The Damo Academy, a research and development arm of Alibaba, is based in Hangzhou. Under its XuanTie brand, Alibaba leverages its formidable capabilities in cloud computing, artificial intelligence, and big data to drive innovation and build an open-source ecosystem for RISC-V.
XuanTie’s declared mission is to provide “powerful, intelligent, secure, and open new computing architectures and reliable IP for the digital era,” said Gallo.
XuanTie has introduced advanced processors such as the C930 and C908X. The
XuanTie C930 is an ultra-performance, server-oriented 64-bit multi-core processor, featuring a superscalar, out-of-order execution microarchitecture with a 16-stage pipeline.

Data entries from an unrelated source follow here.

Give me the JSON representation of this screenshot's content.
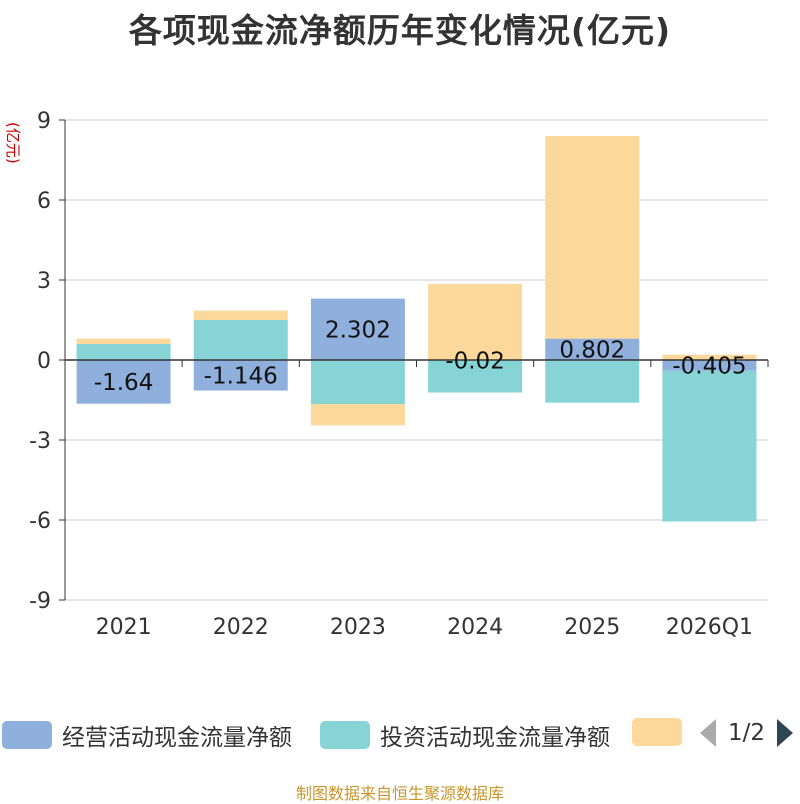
{
  "title": "各项现金流净额历年变化情况(亿元)",
  "unit_label": "(亿元)",
  "colors": {
    "operating": "#8fb0dc",
    "investing": "#87d4d7",
    "financing": "#fdd89b",
    "unit_label": "#cc0000",
    "footer": "#c8962d"
  },
  "legend": {
    "items": [
      "经营活动现金流量净额",
      "投资活动现金流量净额",
      ""
    ],
    "page": "1/2"
  },
  "footer": "制图数据来自恒生聚源数据库",
  "chart_data": {
    "type": "bar",
    "stacked": true,
    "title": "各项现金流净额历年变化情况(亿元)",
    "ylabel": "(亿元)",
    "ylim": [
      -9,
      9
    ],
    "yticks": [
      -9,
      -6,
      -3,
      0,
      3,
      6,
      9
    ],
    "categories": [
      "2021",
      "2022",
      "2023",
      "2024",
      "2025",
      "2026Q1"
    ],
    "series": [
      {
        "name": "经营活动现金流量净额",
        "values": [
          -1.64,
          -1.146,
          2.302,
          -0.02,
          0.802,
          -0.405
        ]
      },
      {
        "name": "投资活动现金流量净额",
        "values": [
          0.6,
          1.5,
          -1.65,
          -1.2,
          -1.6,
          -5.65
        ]
      },
      {
        "name": "",
        "values": [
          0.2,
          0.35,
          -0.8,
          2.85,
          7.6,
          0.2
        ]
      }
    ],
    "data_labels": [
      "-1.64",
      "-1.146",
      "2.302",
      "-0.02",
      "0.802",
      "-0.405"
    ],
    "legend_position": "bottom"
  }
}
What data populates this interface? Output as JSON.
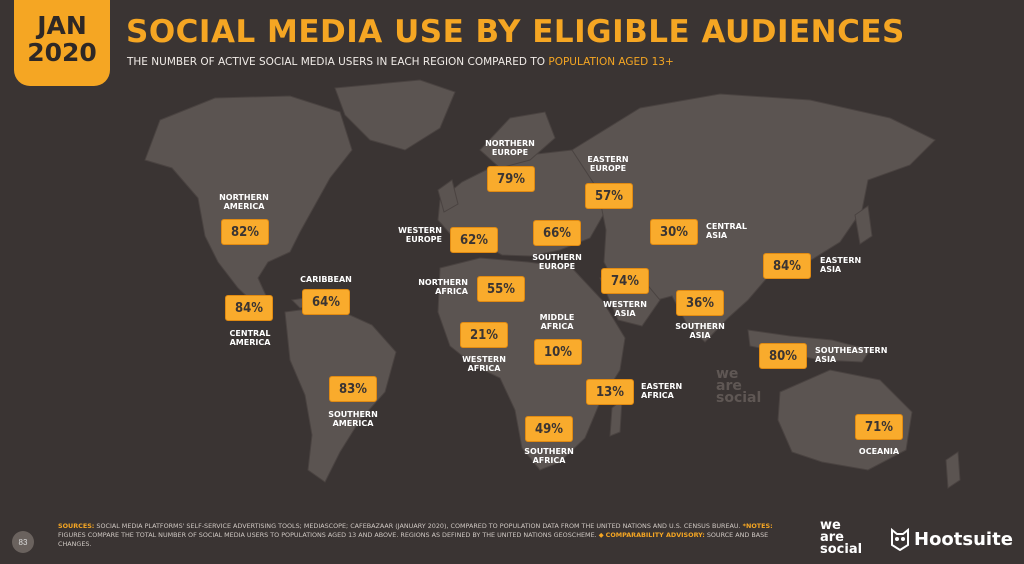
{
  "header": {
    "date_month": "JAN",
    "date_year": "2020",
    "title": "SOCIAL MEDIA USE BY ELIGIBLE AUDIENCES",
    "subtitle_main": "THE NUMBER OF ACTIVE SOCIAL MEDIA USERS IN EACH REGION COMPARED TO ",
    "subtitle_highlight": "POPULATION AGED 13+"
  },
  "regions": {
    "northern_america": {
      "name": "NORTHERN\nAMERICA",
      "value": "82%"
    },
    "central_america": {
      "name": "CENTRAL\nAMERICA",
      "value": "84%"
    },
    "caribbean": {
      "name": "CARIBBEAN",
      "value": "64%"
    },
    "southern_america": {
      "name": "SOUTHERN\nAMERICA",
      "value": "83%"
    },
    "northern_europe": {
      "name": "NORTHERN\nEUROPE",
      "value": "79%"
    },
    "western_europe": {
      "name": "WESTERN\nEUROPE",
      "value": "62%"
    },
    "southern_europe": {
      "name": "SOUTHERN\nEUROPE",
      "value": "66%"
    },
    "eastern_europe": {
      "name": "EASTERN\nEUROPE",
      "value": "57%"
    },
    "northern_africa": {
      "name": "NORTHERN\nAFRICA",
      "value": "55%"
    },
    "western_africa": {
      "name": "WESTERN\nAFRICA",
      "value": "21%"
    },
    "middle_africa": {
      "name": "MIDDLE\nAFRICA",
      "value": "10%"
    },
    "eastern_africa": {
      "name": "EASTERN\nAFRICA",
      "value": "13%"
    },
    "southern_africa": {
      "name": "SOUTHERN\nAFRICA",
      "value": "49%"
    },
    "western_asia": {
      "name": "WESTERN\nASIA",
      "value": "74%"
    },
    "central_asia": {
      "name": "CENTRAL\nASIA",
      "value": "30%"
    },
    "southern_asia": {
      "name": "SOUTHERN\nASIA",
      "value": "36%"
    },
    "eastern_asia": {
      "name": "EASTERN\nASIA",
      "value": "84%"
    },
    "southeastern_asia": {
      "name": "SOUTHEASTERN\nASIA",
      "value": "80%"
    },
    "oceania": {
      "name": "OCEANIA",
      "value": "71%"
    }
  },
  "watermark": "we\nare\nsocial",
  "footer": {
    "page_number": "83",
    "sources_label": "SOURCES:",
    "sources_text": "SOCIAL MEDIA PLATFORMS' SELF-SERVICE ADVERTISING TOOLS; MEDIASCOPE; CAFEBAZAAR (JANUARY 2020), COMPARED TO POPULATION DATA FROM THE UNITED NATIONS AND U.S. CENSUS BUREAU.",
    "notes_label": "*NOTES:",
    "notes_text": "FIGURES COMPARE THE TOTAL NUMBER OF SOCIAL MEDIA USERS TO POPULATIONS AGED 13 AND ABOVE. REGIONS AS DEFINED BY THE UNITED NATIONS GEOSCHEME.",
    "advisory_label": "COMPARABILITY ADVISORY:",
    "advisory_text": "SOURCE AND BASE CHANGES."
  },
  "logos": {
    "we_are_social": "we\nare\nsocial",
    "hootsuite": "Hootsuite"
  },
  "colors": {
    "background": "#3a3433",
    "land": "#5b5451",
    "accent": "#f5a623",
    "box": "#f9ab2c"
  }
}
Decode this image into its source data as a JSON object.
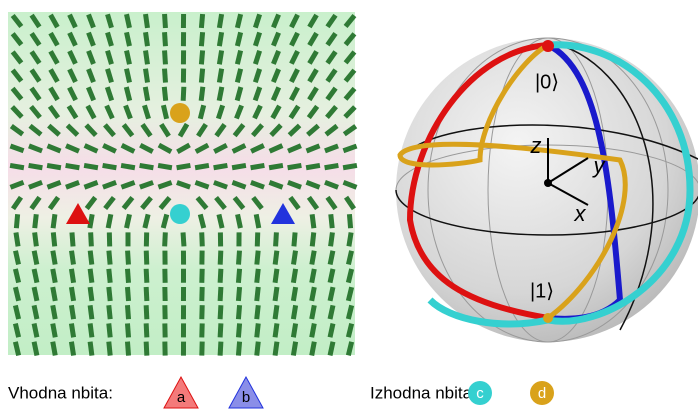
{
  "sphere": {
    "ket0": "|0⟩",
    "ket1": "|1⟩",
    "axis_z": "z",
    "axis_y": "y",
    "axis_x": "x"
  },
  "legend": {
    "input_label": "Vhodna nbita:",
    "input_a": "a",
    "input_b": "b",
    "output_label": "Izhodna nbita:",
    "output_c": "c",
    "output_d": "d"
  }
}
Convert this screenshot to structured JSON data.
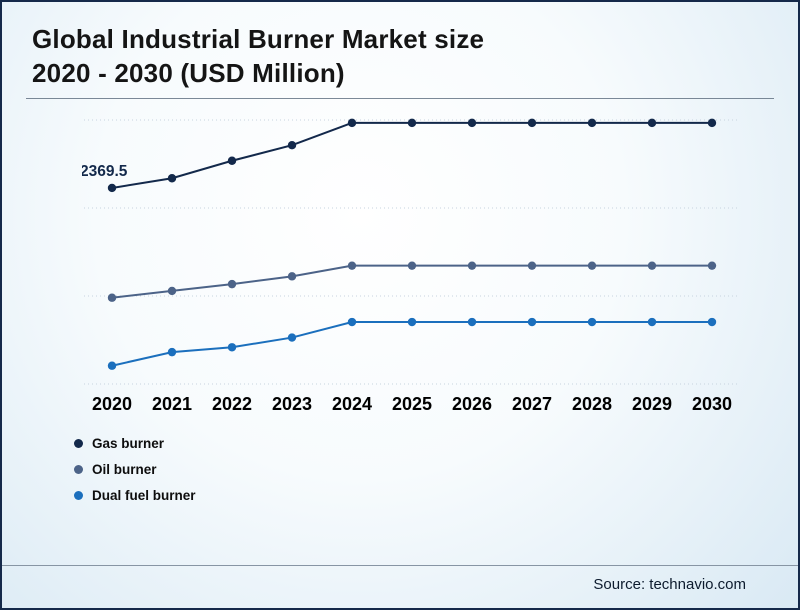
{
  "title": {
    "line1": "Global Industrial Burner Market size",
    "line2": "2020 - 2030 (USD Million)"
  },
  "source": "Source: technavio.com",
  "chart_data": {
    "type": "line",
    "title": "Global Industrial Burner Market size 2020 - 2030 (USD Million)",
    "categories": [
      "2020",
      "2021",
      "2022",
      "2023",
      "2024",
      "2025",
      "2026",
      "2027",
      "2028",
      "2029",
      "2030"
    ],
    "series": [
      {
        "name": "Gas burner",
        "color": "#13294b",
        "values": [
          2369.5,
          2389.5,
          2425.5,
          2457.5,
          2503.5,
          2503.5,
          2503.5,
          2503.5,
          2503.5,
          2503.5,
          2503.5
        ]
      },
      {
        "name": "Oil burner",
        "color": "#4c6388",
        "values": [
          2143.5,
          2157.5,
          2171.5,
          2187.5,
          2209.5,
          2209.5,
          2209.5,
          2209.5,
          2209.5,
          2209.5,
          2209.5
        ]
      },
      {
        "name": "Dual fuel burner",
        "color": "#1b6fbd",
        "values": [
          2003.5,
          2031.5,
          2041.5,
          2061.5,
          2093.5,
          2093.5,
          2093.5,
          2093.5,
          2093.5,
          2093.5,
          2093.5
        ]
      }
    ],
    "ylim": [
      1970,
      2530
    ],
    "grid": true,
    "legend_position": "bottom-left",
    "point_label": {
      "series_index": 0,
      "point_index": 0,
      "text": "2369.5"
    }
  }
}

It is compatible with the RISC-V RVA23 Profile and supports numerous extensions, designed for high-performance computing in areas like PCs, servers, and autonomous driving, achieving a SPECint2006 score exceeding 15/GHz.
Shanghai is identified as another “big poll” in China’s RISC-V landscape. It is already home to significant corporate entities like Nuclei, which offers RISC-V parts certified for automotive standards (ISO 26262).
The RISC-V summit in China typically features a robust mix of academic and corporate participants, a dynamic characteristic of the country’s technology landscape.
Major Chinese companies, including Huawei, HiSilicon, and SMIC, are actively investing in RISC-V tools and development. These collective efforts highlight China’s accelerating role in the global proliferation of the open standard RISC-V architecture.
China now recognises the value of active participation in standards-setting in developing its long-term competitive advantage. As highlighted in the China Standards 2035 plan, China is prioritising investment and engagement in standards-setting bodies with an eye to gaining a competitive advantage for Chinese companies in a broad range of emerging technologies. It would not be prudent to cede standards of leadership. In this context, the United States should move toward exerting active leadership in international standards-setting opportunities — including that posed by RISC-V. This will require both policy attention and greater resources for US participation in standards bodies. The United States must recognise that China has changed the nature of the competition in standards, and the United States needs to adopt a constructive, but affirmative, response together with like-minded countries.